A wallet-funded program differs from both. There is no credit line to underwrite, so no credit application and no interest on a balance you never borrowed. There is no per-seat meter running regardless of use, because cost tracks the funding and spend you actually authorize. That does not make it automatically cheaper for every business; a company that would fully use a large credit line every month has a different calculation than one that wants tight, funded control over a smaller set of recurring cards. The two models simply fail differently, and it is worth knowing which failure mode you are opting into.

A real example: 25 cards, $200 a month each

Here is the model applied to an actual headcount instead of an abstract feature list.

Worked example
25 dispatch cards, capped at $200 a month each

The setup

  • Company: Thornbury Logistics, a regional freight and dispatch operation
  • Cards issued: 25, one per dispatch and operations employee
  • Spend cap: $200 a month per card, for fuel, tolls, and parking, where supported
  • Funding: from the company wallet balance, not a credit line

What this actually costs

Renee Castillo, the company's controller, funds the wallet with the $5,000 total those 25 caps represent (25 x $200). That $5,000 is the spend she is authorizing for the month, not a platform fee layered on top. If an employee spends less than their $200 cap, the difference stays in the wallet; there is no per-seat charge whether a card is used lightly or not used at all that month.

Where the model differs from a per-seat program

A per-seat program would typically bill Thornbury Logistics a recurring charge for each of the 25 cardholders regardless of how much any one of them actually spent. Here, the cost scales with the wallet funding those caps represent, not with a flat license fee attached to each card issued.

Mistakes to avoid when judging the cost

Do not compare a wallet-funded card program to a credit-line program on price alone. A credit-line card can look similarly priced on the surface until you count the underwriting, the personal guarantee, or the interest on any balance you carry; a wallet-funded card's cost is the money you load, not a borrowing cost.

Do not assume a low per-card cap means low overall cost, or the reverse. Total cost tracks the sum of what you actually fund and spend across all your cards, not the cap on any single one. Size the wallet to the spend you expect across the whole program, not to one card's limit.

People also ask

Is there a monthly subscription fee for business virtual cards?

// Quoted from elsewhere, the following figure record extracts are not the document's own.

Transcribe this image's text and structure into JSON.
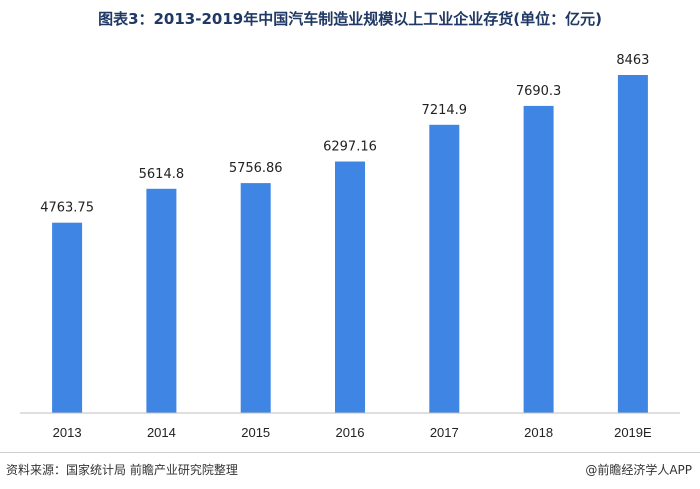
{
  "chart_data": {
    "type": "bar",
    "title": "图表3：2013-2019年中国汽车制造业规模以上工业企业存货(单位：亿元)",
    "categories": [
      "2013",
      "2014",
      "2015",
      "2016",
      "2017",
      "2018",
      "2019E"
    ],
    "values": [
      4763.75,
      5614.8,
      5756.86,
      6297.16,
      7214.9,
      7690.3,
      8463
    ],
    "data_labels": [
      "4763.75",
      "5614.8",
      "5756.86",
      "6297.16",
      "7214.9",
      "7690.3",
      "8463"
    ],
    "xlabel": "",
    "ylabel": "",
    "ylim": [
      0,
      9000
    ],
    "grid": false,
    "legend": "none",
    "bar_color": "#3f86e4",
    "axis_color": "#bfbfbf"
  },
  "footer": {
    "source": "资料来源：国家统计局 前瞻产业研究院整理",
    "credit": "@前瞻经济学人APP"
  }
}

The base program is wallet-funded, and Virtual Card Maker does not charge a recurring subscription fee to create and manage cards. To qualify for no-fee status, you must maintain a minimum average wallet balance of $10,000, per the Wallet Deposit Policy. See the footer for full terms. Where a plan carries added features or higher volume, its own terms may apply, so it is worth reviewing the signup flow before you commit.

Do I need a credit check to get virtual cards for my business?

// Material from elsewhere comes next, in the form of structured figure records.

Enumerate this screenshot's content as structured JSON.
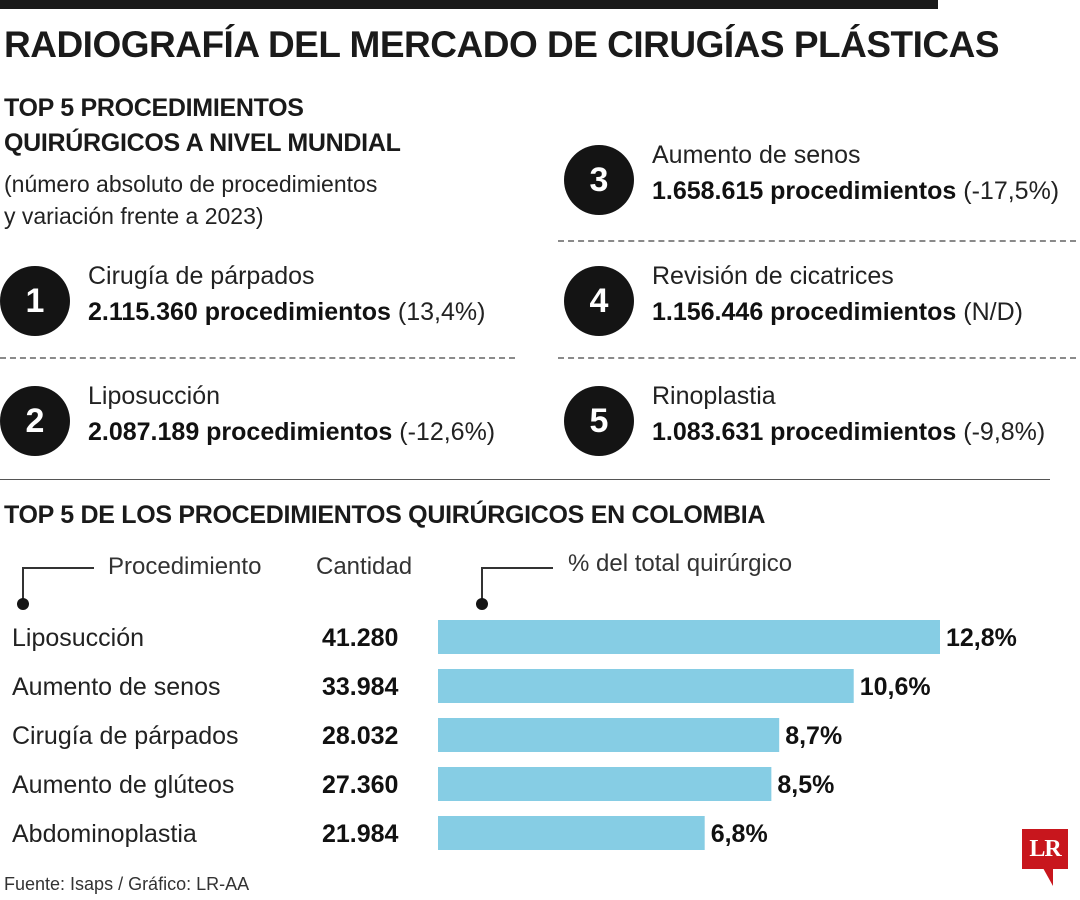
{
  "title": "RADIOGRAFÍA DEL MERCADO DE CIRUGÍAS PLÁSTICAS",
  "world": {
    "subtitle_line1": "TOP 5 PROCEDIMIENTOS",
    "subtitle_line2": "QUIRÚRGICOS A NIVEL MUNDIAL",
    "note_line1": "(número absoluto de procedimientos",
    "note_line2": "y variación frente a 2023)",
    "items": [
      {
        "rank": "1",
        "name": "Cirugía de párpados",
        "value": "2.115.360 procedimientos",
        "change": "(13,4%)"
      },
      {
        "rank": "2",
        "name": "Liposucción",
        "value": "2.087.189 procedimientos",
        "change": "(-12,6%)"
      },
      {
        "rank": "3",
        "name": "Aumento de senos",
        "value": "1.658.615 procedimientos",
        "change": "(-17,5%)"
      },
      {
        "rank": "4",
        "name": "Revisión de cicatrices",
        "value": "1.156.446 procedimientos",
        "change": "(N/D)"
      },
      {
        "rank": "5",
        "name": "Rinoplastia",
        "value": "1.083.631 procedimientos",
        "change": "(-9,8%)"
      }
    ]
  },
  "colombia": {
    "title": "TOP 5 DE LOS PROCEDIMIENTOS QUIRÚRGICOS EN COLOMBIA",
    "header_procedure": "Procedimiento",
    "header_quantity": "Cantidad",
    "header_percent": "% del total quirúrgico"
  },
  "chart_data": {
    "type": "bar",
    "orientation": "horizontal",
    "categories": [
      "Liposucción",
      "Aumento de senos",
      "Cirugía de párpados",
      "Aumento de glúteos",
      "Abdominoplastia"
    ],
    "quantities": [
      "41.280",
      "33.984",
      "28.032",
      "27.360",
      "21.984"
    ],
    "values": [
      12.8,
      10.6,
      8.7,
      8.5,
      6.8
    ],
    "value_labels": [
      "12,8%",
      "10,6%",
      "8,7%",
      "8,5%",
      "6,8%"
    ],
    "xlim": [
      0,
      12.8
    ],
    "bar_color": "#86cde4",
    "grid": false
  },
  "source": "Fuente: Isaps / Gráfico: LR-AA",
  "logo_text": "LR",
  "colors": {
    "accent": "#c8161d",
    "bar": "#86cde4",
    "circle": "#141414"
  }
}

The base program is funded from a company wallet rather than a credit line, so approval doesn't depend on a credit-line underwriting process. Cards spend money you have already loaded into your account, not a credit line extended to you.

What happens to unused wallet balance?

Unused wallet balance stays in your account rather than expiring with a single card. It is available to fund new cards or other payments; check your account for details on moving or withdrawing that balance.

Are there fees for canceling or freezing a card?

Canceling or freezing an individual card is a standard account action. If a specific plan or action carries its own charge, the signup flow lists current terms so you're not left guessing at a number.

How does this compare to a traditional corporate card program?

A traditional corporate card is usually tied to a credit line, underwriting, and interest on any balance you carry. A wallet-funded virtual card spends what you have already loaded, so the cost is about funding spend, not borrowing against credit.